Crash Reel is a documentary on the tragedy that befell extreme sports golden boy Kevin Pearce.
At just 22 the snowboarder was already getting sponsorship deals from companies like Nike who came a sniffing after he beat already-legend-of-the-sport-at just 27, Shawn White.
He was due to compete against White in the 2010 Vancouver Winter Olympics when tragedy struck and he had a massive crash as he tried to perform an aerial trick. Kevin crashed face-down on to the ground and suffered brain injuries; his pupils also popped from all the pressure in his brain, moving the position of his eyes and making concentration extremely difficult.
No one thought the kid would make it, but he miraculously survived and spent the next 2 years trying to recover fully to get back on his snowboard. But this was not to be unfortunately.
As someone who has suffered from brain injuries myself I knew the frustration he must have felt when he was told things just couldn’t go back to quite what they were. It was both compelling and heart-rending to see the great effort and belief he put in, while also seeing the strain this was having on his family.

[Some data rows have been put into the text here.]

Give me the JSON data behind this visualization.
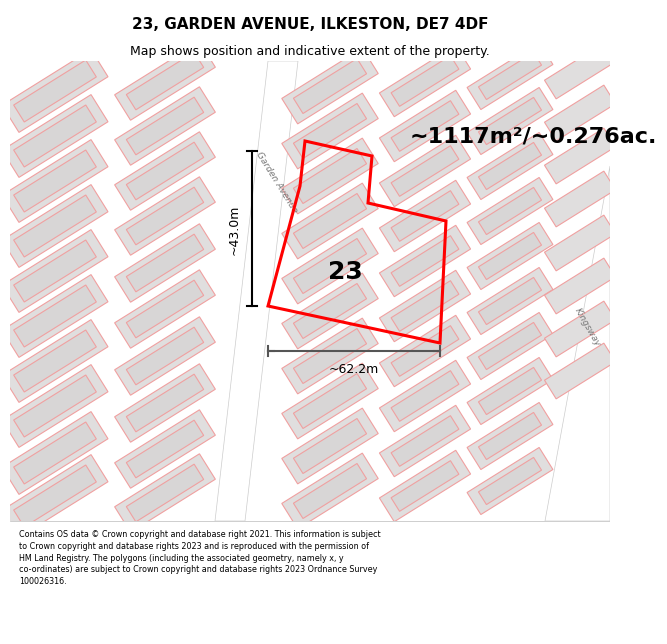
{
  "title": "23, GARDEN AVENUE, ILKESTON, DE7 4DF",
  "subtitle": "Map shows position and indicative extent of the property.",
  "footer": "Contains OS data © Crown copyright and database right 2021. This information is subject to Crown copyright and database rights 2023 and is reproduced with the permission of HM Land Registry. The polygons (including the associated geometry, namely x, y co-ordinates) are subject to Crown copyright and database rights 2023 Ordnance Survey 100026316.",
  "area_label": "~1117m²/~0.276ac.",
  "number_label": "23",
  "dim_vertical": "~43.0m",
  "dim_horizontal": "~62.2m",
  "map_bg": "#f0eeee",
  "road_fill": "#ffffff",
  "bld_fill": "#e0dede",
  "bld_edge": "#f0a0a0",
  "highlight": "#ff0000",
  "road_label1": "Garden Avenue",
  "road_label2": "Kingsway",
  "title_size": 11,
  "subtitle_size": 9,
  "footer_size": 5.8
}
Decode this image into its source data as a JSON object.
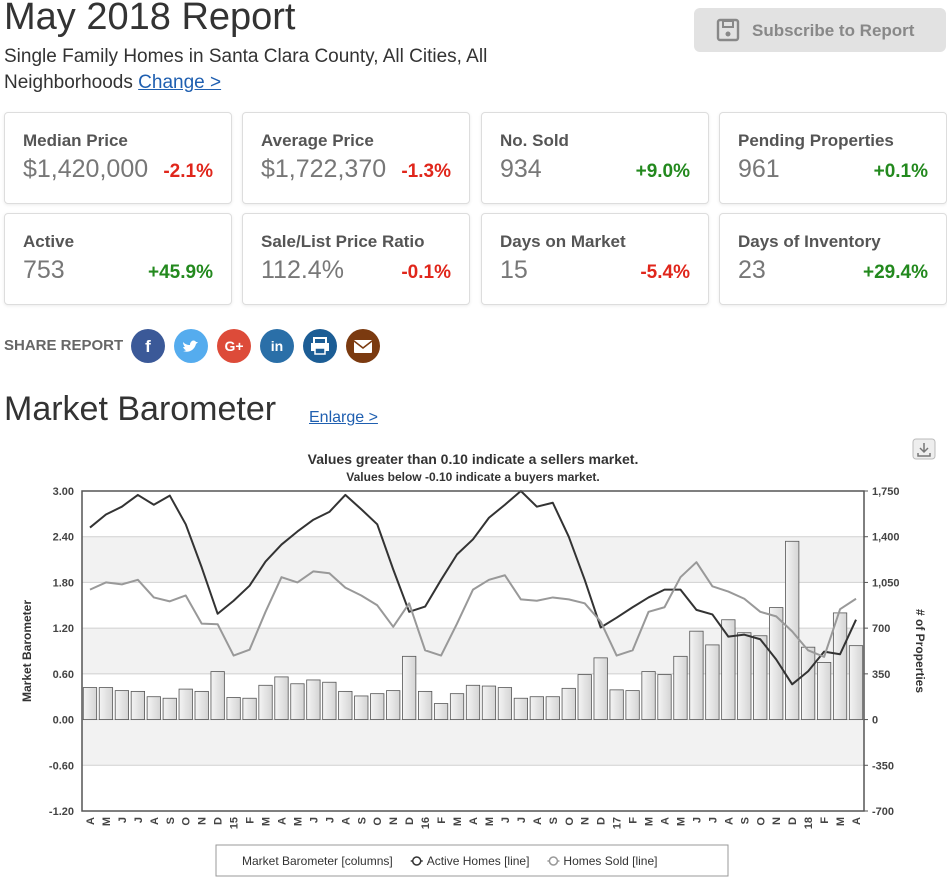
{
  "header": {
    "title": "May 2018 Report",
    "subtitle": "Single Family Homes in Santa Clara County, All Cities, All Neighborhoods",
    "change_link": "Change >",
    "subscribe": "Subscribe to Report"
  },
  "stats": [
    {
      "label": "Median Price",
      "value": "$1,420,000",
      "change": "-2.1%",
      "change_color": "#e0261b"
    },
    {
      "label": "Average Price",
      "value": "$1,722,370",
      "change": "-1.3%",
      "change_color": "#e0261b"
    },
    {
      "label": "No. Sold",
      "value": "934",
      "change": "+9.0%",
      "change_color": "#23891e"
    },
    {
      "label": "Pending Properties",
      "value": "961",
      "change": "+0.1%",
      "change_color": "#23891e"
    },
    {
      "label": "Active",
      "value": "753",
      "change": "+45.9%",
      "change_color": "#23891e"
    },
    {
      "label": "Sale/List Price Ratio",
      "value": "112.4%",
      "change": "-0.1%",
      "change_color": "#e0261b"
    },
    {
      "label": "Days on Market",
      "value": "15",
      "change": "-5.4%",
      "change_color": "#e0261b"
    },
    {
      "label": "Days of Inventory",
      "value": "23",
      "change": "+29.4%",
      "change_color": "#23891e"
    }
  ],
  "share": {
    "label": "SHARE REPORT",
    "icons": [
      "f",
      "G+",
      "in"
    ]
  },
  "section": {
    "title": "Market Barometer",
    "link": "Enlarge >"
  },
  "chart_data": {
    "type": "combo",
    "title": "Values greater than 0.10 indicate a sellers market.",
    "subtitle": "Values below -0.10 indicate a buyers market.",
    "y_label": "Market Barometer",
    "y2_label": "# of Properties",
    "categories": [
      "A",
      "M",
      "J",
      "J",
      "A",
      "S",
      "O",
      "N",
      "D",
      "15",
      "F",
      "M",
      "A",
      "M",
      "J",
      "J",
      "A",
      "S",
      "O",
      "N",
      "D",
      "16",
      "F",
      "M",
      "A",
      "M",
      "J",
      "J",
      "A",
      "S",
      "O",
      "N",
      "D",
      "17",
      "F",
      "M",
      "A",
      "M",
      "J",
      "J",
      "A",
      "S",
      "O",
      "N",
      "D",
      "18",
      "F",
      "M",
      "A"
    ],
    "series": [
      {
        "name": "Market Barometer [columns]",
        "type": "bar",
        "axis": "y",
        "color": "#d4d4d4",
        "values": [
          0.42,
          0.42,
          0.38,
          0.37,
          0.3,
          0.28,
          0.4,
          0.37,
          0.63,
          0.29,
          0.28,
          0.45,
          0.56,
          0.47,
          0.52,
          0.49,
          0.37,
          0.31,
          0.34,
          0.38,
          0.83,
          0.37,
          0.21,
          0.34,
          0.45,
          0.44,
          0.42,
          0.28,
          0.3,
          0.3,
          0.41,
          0.59,
          0.81,
          0.39,
          0.38,
          0.63,
          0.59,
          0.83,
          1.16,
          0.98,
          1.31,
          1.14,
          1.1,
          1.47,
          2.34,
          0.95,
          0.75,
          1.4,
          0.97
        ]
      },
      {
        "name": "Active Homes [line]",
        "type": "line",
        "axis": "y2",
        "color": "#333333",
        "values": [
          1470,
          1570,
          1630,
          1720,
          1645,
          1715,
          1495,
          1165,
          810,
          910,
          1025,
          1210,
          1340,
          1440,
          1530,
          1590,
          1720,
          1610,
          1495,
          1150,
          825,
          865,
          1070,
          1265,
          1380,
          1545,
          1645,
          1750,
          1630,
          1660,
          1400,
          1070,
          705,
          780,
          860,
          935,
          995,
          995,
          840,
          805,
          635,
          650,
          615,
          460,
          270,
          370,
          520,
          500,
          765
        ]
      },
      {
        "name": "Homes Sold [line]",
        "type": "line",
        "axis": "y2",
        "color": "#999999",
        "values": [
          995,
          1050,
          1035,
          1070,
          935,
          905,
          950,
          735,
          730,
          490,
          535,
          825,
          1090,
          1050,
          1135,
          1120,
          1010,
          950,
          875,
          710,
          890,
          530,
          490,
          735,
          995,
          1070,
          1105,
          920,
          910,
          935,
          920,
          890,
          750,
          490,
          530,
          825,
          860,
          1090,
          1205,
          1020,
          980,
          925,
          825,
          790,
          675,
          530,
          480,
          845,
          925
        ]
      }
    ],
    "ylim": [
      -1.2,
      3
    ],
    "yticks": [
      {
        "value": 3,
        "label": "3.00"
      },
      {
        "value": 2.4,
        "label": "2.40"
      },
      {
        "value": 1.8,
        "label": "1.80"
      },
      {
        "value": 1.2,
        "label": "1.20"
      },
      {
        "value": 0.6,
        "label": "0.60"
      },
      {
        "value": 0,
        "label": "0.00"
      },
      {
        "value": -0.6,
        "label": "-0.60"
      },
      {
        "value": -1.2,
        "label": "-1.20"
      }
    ],
    "y2lim": [
      -700,
      1750
    ],
    "y2ticks": [
      {
        "value": 1750,
        "label": "1,750"
      },
      {
        "value": 1400,
        "label": "1,400"
      },
      {
        "value": 1050,
        "label": "1,050"
      },
      700,
      350,
      0,
      -350,
      -700
    ],
    "grid": true
  }
}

The loved ones of the ill are often overlooked – not all hospitals require a status report on relatives and friends, not all encourage them to speak with psychologists and therapists to discuss what they’re going through and how to cope with a sick loved one.

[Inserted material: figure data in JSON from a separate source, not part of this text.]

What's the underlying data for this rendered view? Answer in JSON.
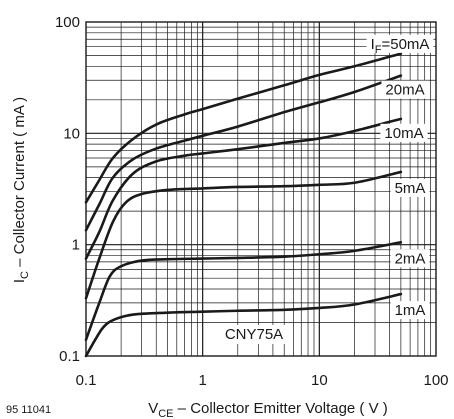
{
  "figure_id": "95 11041",
  "chart_data": {
    "type": "line",
    "x_scale": "log",
    "y_scale": "log",
    "xlim": [
      0.1,
      100
    ],
    "ylim": [
      0.1,
      100
    ],
    "grid": true,
    "xlabel": {
      "prefix": "V",
      "sub": "CE",
      "rest": " – Collector Emitter Voltage ( V )"
    },
    "ylabel": {
      "prefix": "I",
      "sub": "C",
      "rest": " – Collector Current ( mA )"
    },
    "x_ticks": [
      {
        "value": 0.1,
        "label": "0.1"
      },
      {
        "value": 1,
        "label": "1"
      },
      {
        "value": 10,
        "label": "10"
      },
      {
        "value": 100,
        "label": "100"
      }
    ],
    "y_ticks": [
      {
        "value": 0.1,
        "label": "0.1"
      },
      {
        "value": 1,
        "label": "1"
      },
      {
        "value": 10,
        "label": "10"
      },
      {
        "value": 100,
        "label": "100"
      }
    ],
    "annotation": "CNY75A",
    "series": [
      {
        "name": "I_F=50mA",
        "label": {
          "prefix": "I",
          "sub": "F",
          "rest": "=50mA"
        },
        "x": [
          0.1,
          0.13,
          0.17,
          0.25,
          0.4,
          0.7,
          1,
          2,
          5,
          10,
          20,
          50
        ],
        "y": [
          2.4,
          3.8,
          6.0,
          8.8,
          12.0,
          14.8,
          16.5,
          20.5,
          27.0,
          33.5,
          40.0,
          52.0
        ]
      },
      {
        "name": "20mA",
        "label": {
          "prefix": "20mA",
          "sub": "",
          "rest": ""
        },
        "x": [
          0.1,
          0.13,
          0.17,
          0.25,
          0.4,
          0.7,
          1,
          2,
          5,
          10,
          20,
          50
        ],
        "y": [
          1.35,
          2.3,
          4.0,
          5.8,
          7.3,
          8.6,
          9.5,
          11.5,
          15.5,
          19.0,
          23.5,
          33.0
        ]
      },
      {
        "name": "10mA",
        "label": {
          "prefix": "10mA",
          "sub": "",
          "rest": ""
        },
        "x": [
          0.1,
          0.13,
          0.17,
          0.25,
          0.4,
          0.7,
          1,
          2,
          5,
          10,
          20,
          50
        ],
        "y": [
          0.75,
          1.3,
          2.5,
          4.3,
          5.6,
          6.3,
          6.6,
          7.2,
          8.2,
          9.0,
          10.5,
          13.5
        ]
      },
      {
        "name": "5mA",
        "label": {
          "prefix": "5mA",
          "sub": "",
          "rest": ""
        },
        "x": [
          0.1,
          0.13,
          0.17,
          0.22,
          0.3,
          0.5,
          1,
          2,
          5,
          10,
          20,
          50
        ],
        "y": [
          0.33,
          0.75,
          1.6,
          2.4,
          2.85,
          3.1,
          3.2,
          3.3,
          3.35,
          3.45,
          3.6,
          4.5
        ]
      },
      {
        "name": "2mA",
        "label": {
          "prefix": "2mA",
          "sub": "",
          "rest": ""
        },
        "x": [
          0.1,
          0.13,
          0.16,
          0.2,
          0.3,
          0.5,
          1,
          2,
          5,
          10,
          20,
          50
        ],
        "y": [
          0.14,
          0.3,
          0.52,
          0.64,
          0.72,
          0.74,
          0.75,
          0.76,
          0.78,
          0.82,
          0.88,
          1.05
        ]
      },
      {
        "name": "1mA",
        "label": {
          "prefix": "1mA",
          "sub": "",
          "rest": ""
        },
        "x": [
          0.1,
          0.12,
          0.14,
          0.17,
          0.25,
          0.5,
          1,
          2,
          5,
          10,
          20,
          50
        ],
        "y": [
          0.1,
          0.14,
          0.18,
          0.21,
          0.235,
          0.245,
          0.25,
          0.255,
          0.26,
          0.27,
          0.29,
          0.36
        ]
      }
    ]
  }
}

It really is unfortunate and it’s quite surprising that so little progress has been made in this area. And yet this is one of the most important areas for a patient’s recovery. That a support system of family and friends are properly equipped with the tools and knowledge to help nurse their loved one fully back to health can’t be overstated.

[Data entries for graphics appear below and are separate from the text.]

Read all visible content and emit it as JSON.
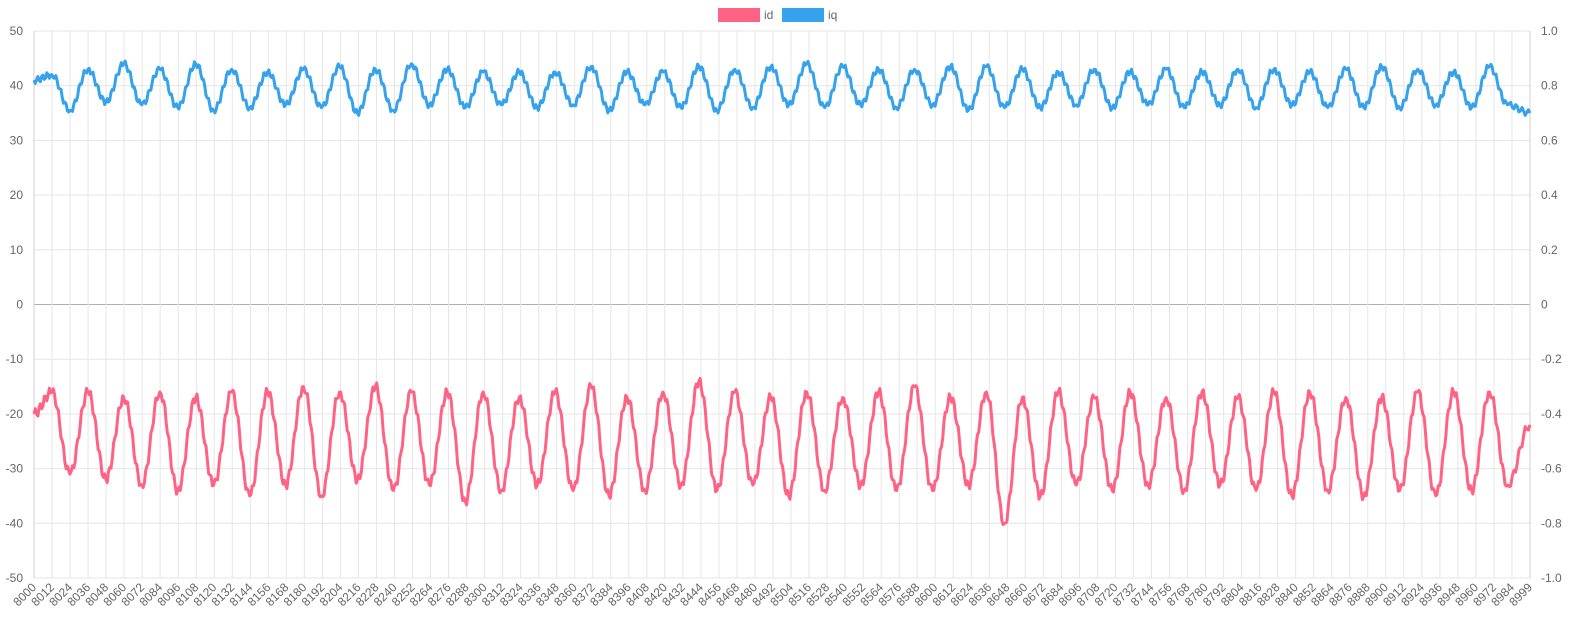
{
  "chart_data": {
    "type": "line",
    "title": "",
    "xlabel": "",
    "ylabel": "",
    "x_range": [
      8000,
      8999
    ],
    "ylim_left": [
      -50,
      50
    ],
    "ylim_right": [
      -1.0,
      1.0
    ],
    "left_ticks": [
      "50",
      "40",
      "30",
      "20",
      "10",
      "0",
      "-10",
      "-20",
      "-30",
      "-40",
      "-50"
    ],
    "right_ticks": [
      "1.0",
      "0.8",
      "0.6",
      "0.4",
      "0.2",
      "0",
      "-0.2",
      "-0.4",
      "-0.6",
      "-0.8",
      "-1.0"
    ],
    "x_tick_labels": [
      "8000",
      "8012",
      "8024",
      "8036",
      "8048",
      "8060",
      "8072",
      "8084",
      "8096",
      "8108",
      "8120",
      "8132",
      "8144",
      "8156",
      "8168",
      "8180",
      "8192",
      "8204",
      "8216",
      "8228",
      "8240",
      "8252",
      "8264",
      "8276",
      "8288",
      "8300",
      "8312",
      "8324",
      "8336",
      "8348",
      "8360",
      "8372",
      "8384",
      "8396",
      "8408",
      "8420",
      "8432",
      "8444",
      "8456",
      "8468",
      "8480",
      "8492",
      "8504",
      "8516",
      "8528",
      "8540",
      "8552",
      "8564",
      "8576",
      "8588",
      "8600",
      "8612",
      "8624",
      "8636",
      "8648",
      "8660",
      "8672",
      "8684",
      "8696",
      "8708",
      "8720",
      "8732",
      "8744",
      "8756",
      "8768",
      "8780",
      "8792",
      "8804",
      "8816",
      "8828",
      "8840",
      "8852",
      "8864",
      "8876",
      "8888",
      "8900",
      "8912",
      "8924",
      "8936",
      "8948",
      "8960",
      "8972",
      "8984",
      "8999"
    ],
    "grid": true,
    "legend_position": "top-center",
    "series": [
      {
        "name": "id",
        "color": "#ff6384",
        "axis": "left",
        "x": [
          8000,
          8012,
          8024,
          8036,
          8048,
          8060,
          8072,
          8084,
          8096,
          8108,
          8120,
          8132,
          8144,
          8156,
          8168,
          8180,
          8192,
          8204,
          8216,
          8228,
          8240,
          8252,
          8264,
          8276,
          8288,
          8300,
          8312,
          8324,
          8336,
          8348,
          8360,
          8372,
          8384,
          8396,
          8408,
          8420,
          8432,
          8444,
          8456,
          8468,
          8480,
          8492,
          8504,
          8516,
          8528,
          8540,
          8552,
          8564,
          8576,
          8588,
          8600,
          8612,
          8624,
          8636,
          8648,
          8660,
          8672,
          8684,
          8696,
          8708,
          8720,
          8732,
          8744,
          8756,
          8768,
          8780,
          8792,
          8804,
          8816,
          8828,
          8840,
          8852,
          8864,
          8876,
          8888,
          8900,
          8912,
          8924,
          8936,
          8948,
          8960,
          8972,
          8984,
          8999
        ],
        "values": [
          -20,
          -16,
          -31,
          -16,
          -32,
          -17,
          -33,
          -16,
          -34,
          -17,
          -33,
          -16,
          -35,
          -16,
          -33,
          -15,
          -35,
          -16,
          -32,
          -15,
          -34,
          -16,
          -33,
          -16,
          -36,
          -16,
          -34,
          -17,
          -33,
          -16,
          -34,
          -15,
          -35,
          -17,
          -34,
          -16,
          -33,
          -14,
          -34,
          -16,
          -33,
          -17,
          -35,
          -16,
          -34,
          -17,
          -33,
          -16,
          -34,
          -15,
          -34,
          -17,
          -33,
          -16,
          -40,
          -17,
          -35,
          -16,
          -33,
          -17,
          -34,
          -16,
          -33,
          -17,
          -34,
          -16,
          -33,
          -17,
          -34,
          -16,
          -35,
          -16,
          -34,
          -17,
          -35,
          -17,
          -34,
          -16,
          -35,
          -16,
          -34,
          -16,
          -33,
          -22
        ]
      },
      {
        "name": "iq",
        "color": "#36a2eb",
        "axis": "right",
        "x": [
          8000,
          8012,
          8024,
          8036,
          8048,
          8060,
          8072,
          8084,
          8096,
          8108,
          8120,
          8132,
          8144,
          8156,
          8168,
          8180,
          8192,
          8204,
          8216,
          8228,
          8240,
          8252,
          8264,
          8276,
          8288,
          8300,
          8312,
          8324,
          8336,
          8348,
          8360,
          8372,
          8384,
          8396,
          8408,
          8420,
          8432,
          8444,
          8456,
          8468,
          8480,
          8492,
          8504,
          8516,
          8528,
          8540,
          8552,
          8564,
          8576,
          8588,
          8600,
          8612,
          8624,
          8636,
          8648,
          8660,
          8672,
          8684,
          8696,
          8708,
          8720,
          8732,
          8744,
          8756,
          8768,
          8780,
          8792,
          8804,
          8816,
          8828,
          8840,
          8852,
          8864,
          8876,
          8888,
          8900,
          8912,
          8924,
          8936,
          8948,
          8960,
          8972,
          8984,
          8999
        ],
        "values": [
          0.82,
          0.84,
          0.71,
          0.86,
          0.74,
          0.88,
          0.73,
          0.86,
          0.72,
          0.88,
          0.71,
          0.86,
          0.72,
          0.85,
          0.73,
          0.86,
          0.72,
          0.87,
          0.7,
          0.86,
          0.71,
          0.88,
          0.73,
          0.86,
          0.72,
          0.85,
          0.73,
          0.85,
          0.72,
          0.85,
          0.73,
          0.87,
          0.71,
          0.85,
          0.73,
          0.85,
          0.72,
          0.87,
          0.71,
          0.86,
          0.72,
          0.87,
          0.73,
          0.88,
          0.72,
          0.87,
          0.73,
          0.86,
          0.72,
          0.86,
          0.73,
          0.87,
          0.71,
          0.87,
          0.72,
          0.86,
          0.72,
          0.85,
          0.73,
          0.86,
          0.72,
          0.85,
          0.73,
          0.86,
          0.72,
          0.85,
          0.73,
          0.86,
          0.72,
          0.86,
          0.73,
          0.85,
          0.72,
          0.86,
          0.72,
          0.87,
          0.72,
          0.86,
          0.73,
          0.85,
          0.72,
          0.87,
          0.73,
          0.7
        ]
      }
    ]
  }
}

In my experience there have been times when it was obvious resentment was building: you want things to be as they once where, but the effort could kill you and your loved ones seem to say, “haven’t you already put this family through enough already?”
There can be no escaping feelings of rejection, inferiority, obstinate pride, and extreme depression when a family faces such a crisis and to leave them to their own ends is a big oversight on the part of the medical professionals.
Kevin, just like me, is fortunate to have such a close family, and many times in the documentary you could see their closeness being tested. I’m happy he came out of his ordeal to discover that though the door to extreme sports may have closed other opportunities such as public speaking have presented themselves.
Kevin’s brother also suffers from Down syndrome and the family have a website where they accept donations for both impairments.
Crash reel is now available on demand for Sky customers.